Indeed, the record does not reflect that the juror was inattentive for any substantial length of time, as the judge noted that he "did close his eyes . . . but it wasn't very long." Contrast McGhee, 470 Mass. at 645 (report of juror snoring loudly during testimony of two victims required further inquiry); Commonwealth v. Braun, 74 Mass.App.Ct. 904, 905 (2009) (inquiry warranted where juror slept through all or portion of testimony of two witnesses and judge's instructions). Nor does the record support the defendant's contention that juror 3 was indeed "sleeping," where at most he was observed to have briefly "dozed off." See Commonwealth v. Hernandez, 63 Mass.App.Ct. 426, 433-434 (2005) ("Absent from the record is any mention of a juror actually being asleep"). While we acknowledge that the record could have been more robust as to the precise timing of when juror 3's attention may have lapsed, the facts here suggest it was a "fleeting moment" of inattentiveness. See Ralph R., 490 Mass. at 777-778 (no abuse of discretion where judge did not conduct voir dire of juror with head down and eyes closed who quickly snapped to attention).
We note that "the wiser course of action" here would have been for the defendant "to address this issue[] through a motion for a new trial, the result of which would [have] be[en] full findings, based on the judge's observations and any other available evidence, regarding the extent to which the juror was sleeping during the course of the trial." Dancy, 75 Mass.App.Ct. at 182.
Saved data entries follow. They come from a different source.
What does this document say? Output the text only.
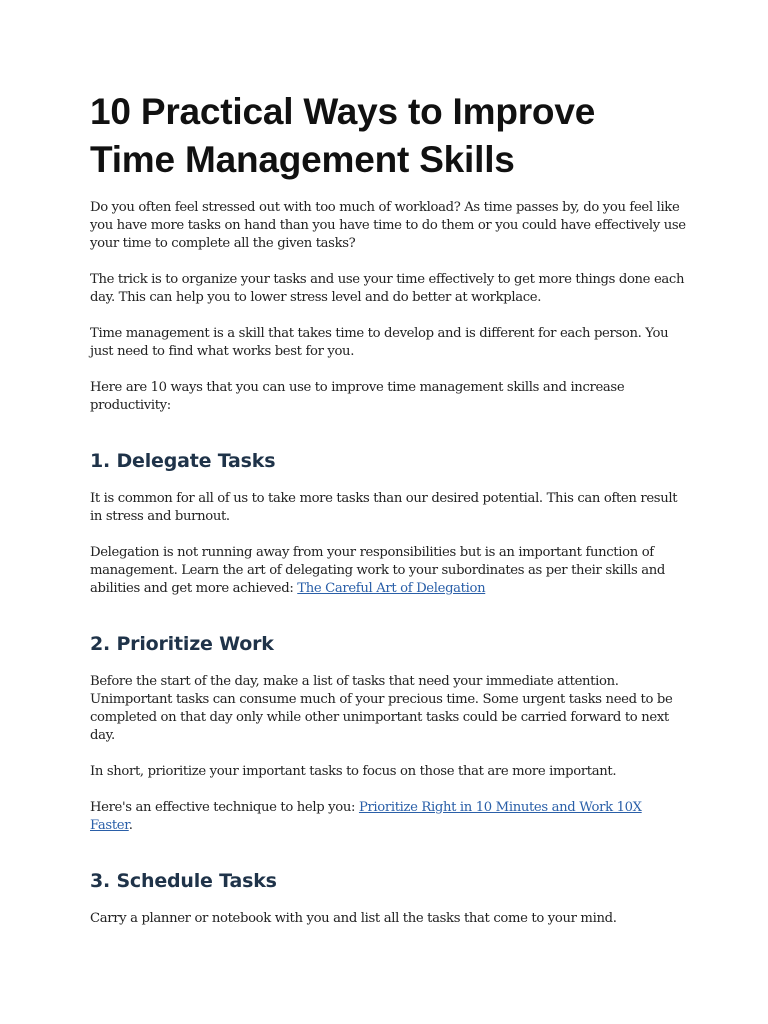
10 Practical Ways to Improve Time Management Skills

Do you often feel stressed out with too much of workload? As time passes by, do you feel like you have more tasks on hand than you have time to do them or you could have effectively use your time to complete all the given tasks?

The trick is to organize your tasks and use your time effectively to get more things done each day. This can help you to lower stress level and do better at workplace.

Time management is a skill that takes time to develop and is different for each person. You just need to find what works best for you.

Here are 10 ways that you can use to improve time management skills and increase productivity:

1. Delegate Tasks

It is common for all of us to take more tasks than our desired potential. This can often result in stress and burnout.

Delegation is not running away from your responsibilities but is an important function of management. Learn the art of delegating work to your subordinates as per their skills and abilities and get more achieved: The Careful Art of Delegation

2. Prioritize Work

Before the start of the day, make a list of tasks that need your immediate attention. Unimportant tasks can consume much of your precious time. Some urgent tasks need to be completed on that day only while other unimportant tasks could be carried forward to next day.

In short, prioritize your important tasks to focus on those that are more important.

Here's an effective technique to help you: Prioritize Right in 10 Minutes and Work 10X Faster.

3. Schedule Tasks

Carry a planner or notebook with you and list all the tasks that come to your mind.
The judge was in a superior position to observe and assess the juror's attentiveness, and her decision to not conduct a voir dire on these facts was within her discretion. We discern no error let alone a substantial risk of a miscarriage of justice.
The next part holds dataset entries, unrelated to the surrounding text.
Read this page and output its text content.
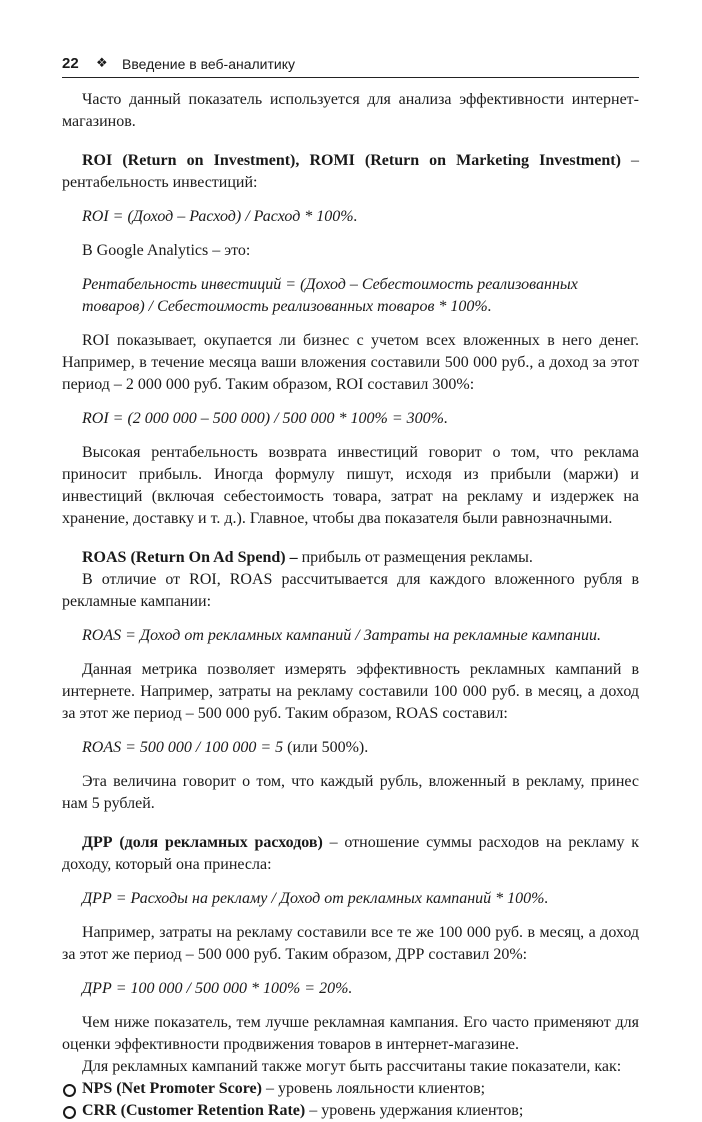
22 ❖ Введение в веб-аналитику

Часто данный показатель используется для анализа эффективности интернет-магазинов.

ROI (Return on Investment), ROMI (Return on Marketing Investment) – рентабельность инвестиций:

ROI = (Доход – Расход) / Расход * 100%.

В Google Analytics – это:

Рентабельность инвестиций = (Доход – Себестоимость реализованных товаров) / Себестоимость реализованных товаров * 100%.

ROI показывает, окупается ли бизнес с учетом всех вложенных в него денег. Например, в течение месяца ваши вложения составили 500 000 руб., а доход за этот период – 2 000 000 руб. Таким образом, ROI составил 300%:

ROI = (2 000 000 – 500 000) / 500 000 * 100% = 300%.

Высокая рентабельность возврата инвестиций говорит о том, что реклама приносит прибыль. Иногда формулу пишут, исходя из прибыли (маржи) и инвестиций (включая себестоимость товара, затрат на рекламу и издержек на хранение, доставку и т. д.). Главное, чтобы два показателя были равнозначными.

ROAS (Return On Ad Spend) – прибыль от размещения рекламы.

В отличие от ROI, ROAS рассчитывается для каждого вложенного рубля в рекламные кампании:

ROAS = Доход от рекламных кампаний / Затраты на рекламные кампании.

Данная метрика позволяет измерять эффективность рекламных кампаний в интернете. Например, затраты на рекламу составили 100 000 руб. в месяц, а доход за этот же период – 500 000 руб. Таким образом, ROAS составил:

ROAS = 500 000 / 100 000 = 5 (или 500%).

Эта величина говорит о том, что каждый рубль, вложенный в рекламу, принес нам 5 рублей.

ДРР (доля рекламных расходов) – отношение суммы расходов на рекламу к доходу, который она принесла:

ДРР = Расходы на рекламу / Доход от рекламных кампаний * 100%.

Например, затраты на рекламу составили все те же 100 000 руб. в месяц, а доход за этот же период – 500 000 руб. Таким образом, ДРР составил 20%:

ДРР = 100 000 / 500 000 * 100% = 20%.

Чем ниже показатель, тем лучше рекламная кампания. Его часто применяют для оценки эффективности продвижения товаров в интернет-магазине.

Для рекламных кампаний также могут быть рассчитаны такие показатели, как:

NPS (Net Promoter Score) – уровень лояльности клиентов;
CRR (Customer Retention Rate) – уровень удержания клиентов;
On this record, the judge did not abuse her discretion. However, the better practice would be to ensure a more robust record. This could include asking defense counsel what steps the judge should take, which might reveal whether the defendant had strategic reasons for not inquiring of a juror. It could also include an inquiry of the juror by the judge as "[t]he judge's decision can best be assessed if the judge makes a record of . . . her findings . . . as to whether the juror in question was indeed asleep or inattentive, and what portion of the evidence the juror may have missed," if any. McGhee, 470 Mass. at 644.
Judgments affirmed.
Blake, C.J., Neyman & Grant, JJ.
The panelists are listed in order of seniority.